The benefits of corpora in language education are widely recognised, yet data-driven approaches are still not well-established in the classroom. In the data-driven approach to language learning, teachers “simply provide the evidence needed to answer the learner’s questions, and rely on the learner’s intelligence to find answers” (Johns 1991: 2), a “learner-as-researcher” approach that can often result in serendipitous learning (Bernardini 2000).
This talk will illustrate how corpora have been used in university classes for Italian students of English. It will be seen how, through hands-on exploration of corpora, students can be encouraged to go beyond the vocabulary and phrases learned at school to become explorers of the language, capable of finding linguistic evidence that can lead to more adventurous, proficient language use.

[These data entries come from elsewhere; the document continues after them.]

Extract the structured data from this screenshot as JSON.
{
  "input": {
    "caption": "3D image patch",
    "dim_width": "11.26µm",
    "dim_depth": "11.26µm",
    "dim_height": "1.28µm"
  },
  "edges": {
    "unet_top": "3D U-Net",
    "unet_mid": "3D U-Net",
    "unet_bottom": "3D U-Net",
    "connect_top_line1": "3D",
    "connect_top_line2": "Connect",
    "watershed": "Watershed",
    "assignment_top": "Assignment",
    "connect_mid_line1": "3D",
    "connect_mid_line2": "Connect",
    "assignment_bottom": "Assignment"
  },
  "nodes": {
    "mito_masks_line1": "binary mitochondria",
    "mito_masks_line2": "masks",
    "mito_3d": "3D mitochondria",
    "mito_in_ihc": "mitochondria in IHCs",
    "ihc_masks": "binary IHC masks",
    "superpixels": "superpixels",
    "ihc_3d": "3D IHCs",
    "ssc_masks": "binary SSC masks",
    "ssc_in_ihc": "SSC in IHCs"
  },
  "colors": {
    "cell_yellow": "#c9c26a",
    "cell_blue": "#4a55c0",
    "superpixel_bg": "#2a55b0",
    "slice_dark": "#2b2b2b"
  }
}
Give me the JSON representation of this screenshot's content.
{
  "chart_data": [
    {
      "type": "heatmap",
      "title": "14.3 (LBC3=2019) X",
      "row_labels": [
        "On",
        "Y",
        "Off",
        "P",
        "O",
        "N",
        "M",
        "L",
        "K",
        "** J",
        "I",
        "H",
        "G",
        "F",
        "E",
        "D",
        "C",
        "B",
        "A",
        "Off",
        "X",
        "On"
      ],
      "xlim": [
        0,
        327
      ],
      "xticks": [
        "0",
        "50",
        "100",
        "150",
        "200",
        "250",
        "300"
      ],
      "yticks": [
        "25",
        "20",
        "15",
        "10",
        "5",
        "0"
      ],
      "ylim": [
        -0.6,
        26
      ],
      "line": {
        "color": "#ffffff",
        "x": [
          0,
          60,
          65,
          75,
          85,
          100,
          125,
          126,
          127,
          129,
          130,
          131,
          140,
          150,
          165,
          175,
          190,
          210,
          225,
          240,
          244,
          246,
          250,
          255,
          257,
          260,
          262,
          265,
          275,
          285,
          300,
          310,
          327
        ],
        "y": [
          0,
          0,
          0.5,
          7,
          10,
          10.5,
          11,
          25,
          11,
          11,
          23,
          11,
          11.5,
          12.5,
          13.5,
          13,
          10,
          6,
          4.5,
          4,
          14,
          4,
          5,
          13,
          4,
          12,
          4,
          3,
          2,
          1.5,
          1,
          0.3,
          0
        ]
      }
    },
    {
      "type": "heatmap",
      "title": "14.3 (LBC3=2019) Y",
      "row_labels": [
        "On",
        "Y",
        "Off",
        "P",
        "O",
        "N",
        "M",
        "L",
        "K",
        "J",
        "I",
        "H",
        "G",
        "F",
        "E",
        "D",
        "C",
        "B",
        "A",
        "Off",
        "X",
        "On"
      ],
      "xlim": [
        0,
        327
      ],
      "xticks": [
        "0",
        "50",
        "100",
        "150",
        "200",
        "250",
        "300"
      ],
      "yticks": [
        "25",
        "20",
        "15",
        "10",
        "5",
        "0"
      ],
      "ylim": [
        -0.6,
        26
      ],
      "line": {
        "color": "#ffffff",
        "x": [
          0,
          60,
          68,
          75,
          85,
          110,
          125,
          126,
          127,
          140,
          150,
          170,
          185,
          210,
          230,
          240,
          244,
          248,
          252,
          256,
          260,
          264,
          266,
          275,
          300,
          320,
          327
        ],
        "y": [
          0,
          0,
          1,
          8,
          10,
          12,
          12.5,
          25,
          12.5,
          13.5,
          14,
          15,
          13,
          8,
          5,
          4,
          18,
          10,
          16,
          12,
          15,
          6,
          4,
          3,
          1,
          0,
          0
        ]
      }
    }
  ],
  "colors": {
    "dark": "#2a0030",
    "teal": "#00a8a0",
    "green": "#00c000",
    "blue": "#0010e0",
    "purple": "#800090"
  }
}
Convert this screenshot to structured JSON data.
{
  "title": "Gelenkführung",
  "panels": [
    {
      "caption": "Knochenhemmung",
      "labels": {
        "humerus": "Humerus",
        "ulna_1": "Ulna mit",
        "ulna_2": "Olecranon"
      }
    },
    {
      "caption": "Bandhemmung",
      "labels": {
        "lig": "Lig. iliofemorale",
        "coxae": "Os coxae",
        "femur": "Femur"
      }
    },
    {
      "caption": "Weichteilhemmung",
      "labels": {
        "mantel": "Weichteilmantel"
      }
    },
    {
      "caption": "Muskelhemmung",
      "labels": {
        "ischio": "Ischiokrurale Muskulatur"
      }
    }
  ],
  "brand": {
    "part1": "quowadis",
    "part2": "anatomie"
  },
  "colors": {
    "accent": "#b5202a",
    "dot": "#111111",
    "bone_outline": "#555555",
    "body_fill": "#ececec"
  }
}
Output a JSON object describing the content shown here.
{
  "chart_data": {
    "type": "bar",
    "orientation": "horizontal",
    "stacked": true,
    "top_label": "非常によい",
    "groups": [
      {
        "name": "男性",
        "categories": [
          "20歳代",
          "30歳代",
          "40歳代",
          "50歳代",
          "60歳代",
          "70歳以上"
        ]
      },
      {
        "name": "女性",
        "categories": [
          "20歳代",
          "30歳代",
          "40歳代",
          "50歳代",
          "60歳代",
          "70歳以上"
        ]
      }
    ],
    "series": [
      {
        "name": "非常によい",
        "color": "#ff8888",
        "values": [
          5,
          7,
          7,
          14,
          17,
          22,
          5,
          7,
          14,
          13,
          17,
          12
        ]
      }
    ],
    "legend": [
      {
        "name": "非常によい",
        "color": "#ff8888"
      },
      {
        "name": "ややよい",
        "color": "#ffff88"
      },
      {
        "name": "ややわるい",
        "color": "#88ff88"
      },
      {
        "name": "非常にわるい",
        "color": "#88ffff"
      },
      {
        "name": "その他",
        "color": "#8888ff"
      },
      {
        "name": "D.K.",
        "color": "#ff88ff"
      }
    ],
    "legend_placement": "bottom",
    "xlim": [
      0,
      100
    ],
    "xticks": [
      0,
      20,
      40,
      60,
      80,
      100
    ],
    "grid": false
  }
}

Katherine Ackerley is Associate Professor of English language at the Department of Linguistic and Literary Studies, University of Padua, where she teaches the degree course in Language, Literature, and Cultural Communication. Her research interests include applied corpus linguistics, online language learning, and English-medium instruction.
This is the fourteenth episode of a series of guest lectures (“Seven months, seven universities”) to be offered in the framework of the Action Line 4 of Arqus, Multilingual and Multicultural University (sub-line 4.8). These lectures focus on specific topics related to language and culture and target mainly graduate and post-graduate students as well as early-stage researchers interested in those topics.